Abgelaufenes Filmmaterial: try it before you shoot it!

Überlagertes Filmmaterial ist immer wieder ein Thema. Während Filme aus gekühlter Lagerung weit über das auf der Schachtel aufgedruckte Ablaufdatum hinaus verbraucht werden können, gibt es für ungekühlt überlagertes Filmmaterial ein paar Dinge, die beachtet werden sollten. Dann muss es nicht zwangsweise in der Entsorgung landen. Zu diesem Beitrag gibt es eine Menge Bildmaterial. Die Schwarzweiss-Bilder befinden sich weiter unten, während Farbaufnahmen auf einer eigenen Seite zusammengestellt sind:


Im Lauf des Jahres 2022 waren vor allem Kleinbild-Farbnegativfilme selten bis gar nicht zu bekommen. Bei Rollfilmen war die Verfügbarkeit besser, während Schwarzweiß-Filmmaterial im Großen und Ganzen wie üblich verfügbar geblieben ist. Ich verwende fast ausschließlich Schwarzweiß-Film, ein Karton mit längst abgelaufenem Fujifilm Superia XTRA 400 sowie drei Dosen Kodak TMax 400 Meterware mit Ablaufdatum 2010 haben mich zu ein paar Tests angeregt, bei denen es um die Verwendbarkeit von überlagertem Filmmaterial geht.

Den Fujifilm Superia XTRA 400 gibt es seit zwanzig Jahren, vielleicht auch das eine oder andere Jahr länger und neben dem Superia 200 habe ich dieses Material Anfang der 2000er-Jahre praktisch im Dauereinsatz gehabt. Bis Digitalkameras alle Farbnegativfilme ein Jahrzehnt lang fast in die Bedeutungslosigkeit geschickt haben. Fujifilm war seinerzeit ganz stolz auf die vierte Farbschicht, mit der die Superia-Filme besonders farbtreu und scharf gemacht worden sein sollen. Das ist schon eine Weile her und heute ist der noch ab und zu verfügbare Fujicolor PRO 400H wahrscheinlich der letzte 4-Schichten-Farbfilm von Fujifilm. Zumindest der Karton des im Jahr 2008 abgelaufenen Kleinbild-XTRAs vermerkt noch einen „4th Color Layer", auf den aktuellen Filmschachteln fehlt der Hinweis allerdings. Da dürfte im Lauf der Jahre eine Änderung an der Emulsion erfolgt sein. Zum Karton voller abgelaufener Filme bin ich durch Zufall gekommen. Er wurde vor eineinhalb Jahrzehnten in einem Lager in die hinterste Ecke geräumt. Wenig später wurden von einem ignoranten Lagerarbeiter achtlos Buchhaltungskartons darüber geschlichtet und erst bei der Entsorgung alter Archivbestände sind die Filme wieder aufgetaucht. Im nicht klimatisierten Lager ist die Aufbewahrung von Farbfilm definitiv nicht optimal, aber sollte ich die Filme entsorgen nur weil sie abgelaufen sind? Bei einem Preis von mindestens zehn Euro pro Rolle Kleinbildfilm (im Herbst 2022) und der Verknappung von Farbnegativmaterial ist man geradezu verpflichtet jedes noch so alte Filmstückchen zu belichten.
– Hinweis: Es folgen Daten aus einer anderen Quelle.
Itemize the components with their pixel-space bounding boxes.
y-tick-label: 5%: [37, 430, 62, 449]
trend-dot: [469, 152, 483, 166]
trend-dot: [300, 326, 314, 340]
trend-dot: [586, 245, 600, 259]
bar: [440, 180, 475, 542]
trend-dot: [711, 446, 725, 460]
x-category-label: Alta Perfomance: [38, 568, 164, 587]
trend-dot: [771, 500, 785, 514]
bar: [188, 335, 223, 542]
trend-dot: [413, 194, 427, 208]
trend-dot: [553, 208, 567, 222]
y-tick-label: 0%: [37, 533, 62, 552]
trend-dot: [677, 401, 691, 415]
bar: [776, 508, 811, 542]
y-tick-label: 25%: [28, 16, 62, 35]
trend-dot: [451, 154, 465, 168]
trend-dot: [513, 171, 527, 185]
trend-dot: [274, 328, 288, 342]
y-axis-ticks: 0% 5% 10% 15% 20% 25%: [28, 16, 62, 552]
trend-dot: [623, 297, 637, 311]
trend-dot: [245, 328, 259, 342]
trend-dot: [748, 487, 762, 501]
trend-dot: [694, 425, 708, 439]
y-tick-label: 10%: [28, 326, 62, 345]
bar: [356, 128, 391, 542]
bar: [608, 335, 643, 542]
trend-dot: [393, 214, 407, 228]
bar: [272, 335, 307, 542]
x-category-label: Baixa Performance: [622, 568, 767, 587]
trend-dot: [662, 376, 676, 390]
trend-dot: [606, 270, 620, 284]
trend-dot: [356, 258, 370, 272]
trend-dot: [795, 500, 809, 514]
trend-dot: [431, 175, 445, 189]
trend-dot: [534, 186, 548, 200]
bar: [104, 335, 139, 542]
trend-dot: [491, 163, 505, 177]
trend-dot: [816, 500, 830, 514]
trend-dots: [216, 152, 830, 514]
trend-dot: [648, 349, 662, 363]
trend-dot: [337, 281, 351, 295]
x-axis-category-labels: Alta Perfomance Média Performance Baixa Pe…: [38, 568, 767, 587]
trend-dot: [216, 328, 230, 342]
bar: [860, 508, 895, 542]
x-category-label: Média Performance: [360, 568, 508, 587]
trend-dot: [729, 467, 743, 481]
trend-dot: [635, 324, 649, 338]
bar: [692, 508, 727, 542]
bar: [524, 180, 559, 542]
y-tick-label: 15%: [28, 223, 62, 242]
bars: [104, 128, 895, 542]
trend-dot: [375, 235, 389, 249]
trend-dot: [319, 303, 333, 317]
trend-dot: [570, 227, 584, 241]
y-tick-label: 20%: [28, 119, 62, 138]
Überlagerte Farbnegativfilme verlieren langsam an Filmempfindlichkeit weil einzelne Farbschichten unterschiedlich stark altern. Dann bringen sie die Farbbalance aus dem Gleichgewicht und die Dichten der Negative erreichen nicht mehr ihre maximalen Werte. Schwarz wird dann nicht mehr Schwarz, sondern Grau und dazu kommt dann noch ein mehr oder minder ausgeprägter Farbstich. Meist in Richtung Rot, Magenta oder Blau. Der Alterungsprozeß steigert sich mit der Erhöhung der Lagertemperatur und der Dauer der Überlagerung. Eine hohe Temperatur über einen langen Zeitraum ist das Schlechteste, was man einem Farbfilm antun kann. Gegen die Reduktion der Filmempfindlichkeit kann man etwas tun. Als Faustregel gilt, daß man pro Jahrzehnt an Überlagerung eine Blende Empfindlichkeit abziehen soll. Nach zehn Jahren wird aus dem ISO-400-Film ein 200er-Film, nach weiteren zehn Jahren ein 100-ISO-Film und ist ein weiteres Jahrzehnt vergangen, belichtet man das Material mit ISO 50. Die Korrektur einer Farbdrift ist in dieser Regel allerdings nicht enthalten. Bei der Herstellung des Farbgleichgewichts ist man auf das Probieren angewiesen. Im Zeitalter der hybriden Verarbeitung sollte man über einen speziellen Filmscanner, wie zum Beispiel einen Nikon Coolscan verfügen, mit dem man Farbstiche bei einem Scan wegfiltern kann. Das schafft man einmal leichter, ein anderes Mal schlechter und ein weiteres Mal vielleicht auch gar nicht, denn manchen Farbstich kann man nicht mehr auskorrigieren. Die Farbbalance ist die größte Variable bei diesem Spiel und macht das Scannen mühsam und zeitintensiv.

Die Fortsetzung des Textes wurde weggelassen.